Un
día sí y otro también escuchamos una frase, tal vez muy manida: “Otro mundo es
posible”. Está claro que ese otro mundo posible que sueñan Donald Trump y León
XIV es bastante diferente, diríamos incluso que opuesto. Los ataques groseros y
mendaces del Presidente de Estados Unidos hacia el Papa no han hecho sino
confirmar a muchos que la Iglesia Católica está en buenas manos y que Estados
Unidos, primera potencia mundial, no sabe hacia dónde va en el proceloso mar que nos ha tocado vivir. La reacción de muchos votantes católicos -y no sólo católicos- de Trump, no se ha hecho esperar, y han mostrado su malestar por los ataques de Trump, y su apoyo sin fisuras a León XIV
Donald
Trump, sin saberlo, sin sospecharlo siquiera, ha hecho un gran favor a la
Iglesia Católica, aupándola un peldaño más, en ese pódium ético en el que está
situado el Papa, y que hoy día constituye la única referencia válida para un
mundo de líderes ególatras y psicópatas, desnortados y corruptos.
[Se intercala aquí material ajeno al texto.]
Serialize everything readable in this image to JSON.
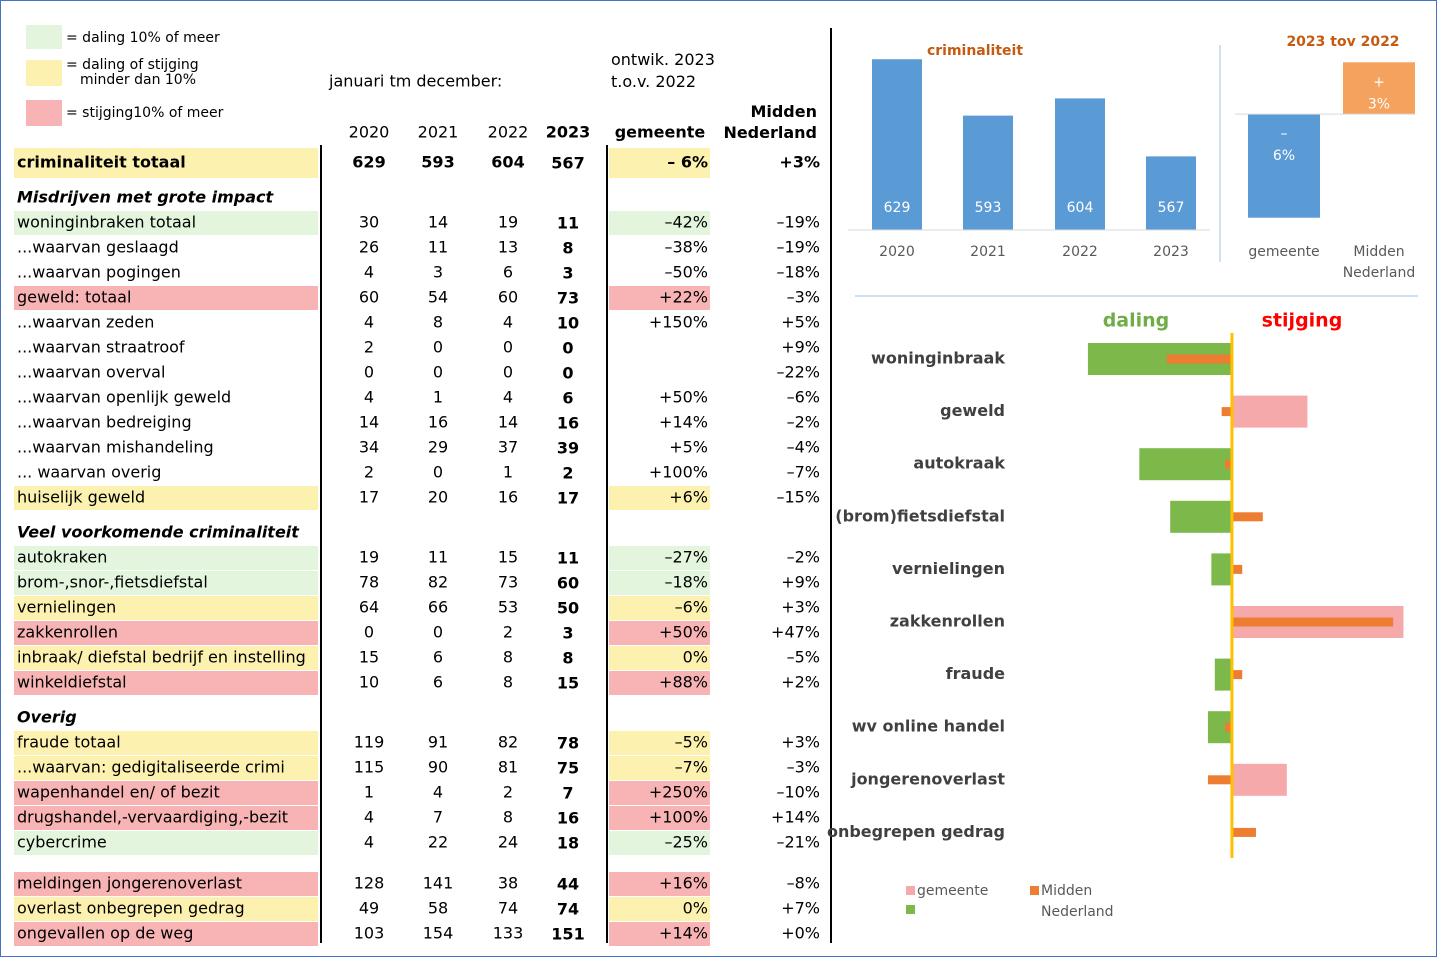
{
  "legend": [
    {
      "color": "#e3f5dc",
      "label": "= daling 10% of meer"
    },
    {
      "color": "#fdf1b0",
      "label": "= daling of stijging minder dan 10%"
    },
    {
      "color": "#f8b4b4",
      "label": "= stijging10% of meer"
    }
  ],
  "table": {
    "period": "januari tm december:",
    "comparison": "ontwik. 2023 t.o.v. 2022",
    "columns": [
      "2020",
      "2021",
      "2022",
      "2023",
      "gemeente",
      "Midden Nederland"
    ],
    "groups": [
      {
        "rows": [
          {
            "label": "criminaliteit totaal",
            "values": [
              629,
              593,
              604,
              567
            ],
            "gemeente": "– 6%",
            "midden": "+3%",
            "fill": "#fdf1b0"
          }
        ]
      },
      {
        "title": "Misdrijven met grote impact",
        "rows": [
          {
            "label": "woninginbraken totaal",
            "values": [
              30,
              14,
              19,
              11
            ],
            "gemeente": "–42%",
            "midden": "–19%",
            "fill": "#e3f5dc"
          },
          {
            "label": "...waarvan geslaagd",
            "values": [
              26,
              11,
              13,
              8
            ],
            "gemeente": "–38%",
            "midden": "–19%",
            "fill": null
          },
          {
            "label": "...waarvan pogingen",
            "values": [
              4,
              3,
              6,
              3
            ],
            "gemeente": "–50%",
            "midden": "–18%",
            "fill": null
          },
          {
            "label": "geweld: totaal",
            "values": [
              60,
              54,
              60,
              73
            ],
            "gemeente": "+22%",
            "midden": "–3%",
            "fill": "#f8b4b4"
          },
          {
            "label": "...waarvan zeden",
            "values": [
              4,
              8,
              4,
              10
            ],
            "gemeente": "+150%",
            "midden": "+5%",
            "fill": null
          },
          {
            "label": "...waarvan straatroof",
            "values": [
              2,
              0,
              0,
              0
            ],
            "gemeente": null,
            "midden": "+9%",
            "fill": null
          },
          {
            "label": "...waarvan overval",
            "values": [
              0,
              0,
              0,
              0
            ],
            "gemeente": null,
            "midden": "–22%",
            "fill": null
          },
          {
            "label": "...waarvan openlijk geweld",
            "values": [
              4,
              1,
              4,
              6
            ],
            "gemeente": "+50%",
            "midden": "–6%",
            "fill": null
          },
          {
            "label": "...waarvan bedreiging",
            "values": [
              14,
              16,
              14,
              16
            ],
            "gemeente": "+14%",
            "midden": "–2%",
            "fill": null
          },
          {
            "label": "...waarvan mishandeling",
            "values": [
              34,
              29,
              37,
              39
            ],
            "gemeente": "+5%",
            "midden": "–4%",
            "fill": null
          },
          {
            "label": "... waarvan overig",
            "values": [
              2,
              0,
              1,
              2
            ],
            "gemeente": "+100%",
            "midden": "–7%",
            "fill": null
          },
          {
            "label": "huiselijk geweld",
            "values": [
              17,
              20,
              16,
              17
            ],
            "gemeente": "+6%",
            "midden": "–15%",
            "fill": "#fdf1b0"
          }
        ]
      },
      {
        "title": "Veel voorkomende criminaliteit",
        "rows": [
          {
            "label": "autokraken",
            "values": [
              19,
              11,
              15,
              11
            ],
            "gemeente": "–27%",
            "midden": "–2%",
            "fill": "#e3f5dc"
          },
          {
            "label": "brom-,snor-,fietsdiefstal",
            "values": [
              78,
              82,
              73,
              60
            ],
            "gemeente": "–18%",
            "midden": "+9%",
            "fill": "#e3f5dc"
          },
          {
            "label": "vernielingen",
            "values": [
              64,
              66,
              53,
              50
            ],
            "gemeente": "–6%",
            "midden": "+3%",
            "fill": "#fdf1b0"
          },
          {
            "label": "zakkenrollen",
            "values": [
              0,
              0,
              2,
              3
            ],
            "gemeente": "+50%",
            "midden": "+47%",
            "fill": "#f8b4b4"
          },
          {
            "label": "inbraak/ diefstal bedrijf en instelling",
            "values": [
              15,
              6,
              8,
              8
            ],
            "gemeente": "0%",
            "midden": "–5%",
            "fill": "#fdf1b0"
          },
          {
            "label": "winkeldiefstal",
            "values": [
              10,
              6,
              8,
              15
            ],
            "gemeente": "+88%",
            "midden": "+2%",
            "fill": "#f8b4b4"
          }
        ]
      },
      {
        "title": "Overig",
        "rows": [
          {
            "label": "fraude totaal",
            "values": [
              119,
              91,
              82,
              78
            ],
            "gemeente": "–5%",
            "midden": "+3%",
            "fill": "#fdf1b0"
          },
          {
            "label": "...waarvan: gedigitaliseerde crimi",
            "values": [
              115,
              90,
              81,
              75
            ],
            "gemeente": "–7%",
            "midden": "–3%",
            "fill": "#fdf1b0"
          },
          {
            "label": "wapenhandel en/ of bezit",
            "values": [
              1,
              4,
              2,
              7
            ],
            "gemeente": "+250%",
            "midden": "–10%",
            "fill": "#f8b4b4"
          },
          {
            "label": "drugshandel,-vervaardiging,-bezit",
            "values": [
              4,
              7,
              8,
              16
            ],
            "gemeente": "+100%",
            "midden": "+14%",
            "fill": "#f8b4b4"
          },
          {
            "label": "cybercrime",
            "values": [
              4,
              22,
              24,
              18
            ],
            "gemeente": "–25%",
            "midden": "–21%",
            "fill": "#e3f5dc"
          }
        ]
      },
      {
        "rows": [
          {
            "label": "meldingen jongerenoverlast",
            "values": [
              128,
              141,
              38,
              44
            ],
            "gemeente": "+16%",
            "midden": "–8%",
            "fill": "#f8b4b4"
          },
          {
            "label": "overlast onbegrepen gedrag",
            "values": [
              49,
              58,
              74,
              74
            ],
            "gemeente": "0%",
            "midden": "+7%",
            "fill": "#fdf1b0"
          },
          {
            "label": "ongevallen op de weg",
            "values": [
              103,
              154,
              133,
              151
            ],
            "gemeente": "+14%",
            "midden": "+0%",
            "fill": "#f8b4b4"
          }
        ]
      }
    ]
  },
  "chart_data": [
    {
      "type": "bar",
      "title": "criminaliteit",
      "categories": [
        "2020",
        "2021",
        "2022",
        "2023"
      ],
      "values": [
        629,
        593,
        604,
        567
      ],
      "color": "#5b9bd5",
      "ylim": [
        520,
        640
      ]
    },
    {
      "type": "bar",
      "title": "2023 tov 2022",
      "categories": [
        "gemeente",
        "Midden Nederland"
      ],
      "values": [
        -6,
        3
      ],
      "value_labels": [
        "–6%",
        "+3%"
      ],
      "colors": [
        "#5b9bd5",
        "#f4a25e"
      ],
      "ylim": [
        -7,
        4
      ]
    },
    {
      "type": "barh",
      "left_label": "daling",
      "right_label": "stijging",
      "categories": [
        "woninginbraak",
        "geweld",
        "autokraak",
        "(brom)fietsdiefstal",
        "vernielingen",
        "zakkenrollen",
        "fraude",
        "wv online handel",
        "jongerenoverlast",
        "onbegrepen gedrag"
      ],
      "series": [
        {
          "name": "gemeente",
          "color": "#f6a9ab",
          "negative_color": "#7cb84a",
          "values": [
            -42,
            22,
            -27,
            -18,
            -6,
            50,
            -5,
            -7,
            16,
            0
          ]
        },
        {
          "name": "Midden Nederland",
          "color": "#ed7d31",
          "values": [
            -19,
            -3,
            -2,
            9,
            3,
            47,
            3,
            -2,
            -7,
            7
          ]
        }
      ],
      "zero_line_color": "#ffc000",
      "xlim": [
        -52,
        52
      ]
    }
  ]
}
El Vaticano, por su propia naturaleza o tal vez porque tiene dos mil años de historia, tiende a la diplomacia y a la prudencia. La Santa Sede suele otorgar poca importancia a las críticas y a las polémicas. Todos los días hay deslenguados en contra de la Iglesia que faltan a
la verdad. Y esto sucede entre los políticos, los periodistas y el propio clero. Otra cosa
bien distinta, son las críticas razonadas y argumentadas que ayudan siempre a
la transparencia y a la verdad. Lo propio del Pontífice romano, como su nombre
indica, es construir puentes, tejer acuerdos, concitar concordancias y suscitar
puntos en común. Pero la Iglesia no va a faltar a la verdad ni a su misión de
buscar la paz en el mundo, porque eso está en el Evangelio, y forma parte de su
misión. El nacimiento de Jesús se anuncia con un mensaje de paz a los hombres
de buena voluntad. Cristo Resucitado se aparece a sus discípulos con un saludo
de paz.
Los
ataques al Papa han retratado a Trump. Esperar que el Papa apoyase sus
desvaríos internos y su dislocada política internacional, no amparada por el
derecho internacional, es pedir cotufas en el golfo, como solía decir nuestro
Sancho Panza. Tachar al Papa de que le gustan las armas nucleares iraníes o el
tráfico de drogas en Venezuela es, aparte de una grosería hacia otro Jefe de
Estado y representante de 1500 millones de católicos, una gran mentira. La respuesta serena del Papa ha retratado al
Papa. Él no es un político ni hace política. Pedir diálogo, cese de las
hostilidades, búsqueda de la paz y del entendimiento, defender las vidas
inocentes que arrastra la guerra… es simplemente traducir el mensaje evangélico
en este momento concreto. Y por supuesto, al Papa no le da ningún miedo la administración Trump. Problablemente Trump y sus numerosos medios informativos intentarán desacreditar al Papa y a la Iglesia. Otros muchos lo han intentado antes que él con escaso éxito. El tiempo pone a cada uno en su sitio.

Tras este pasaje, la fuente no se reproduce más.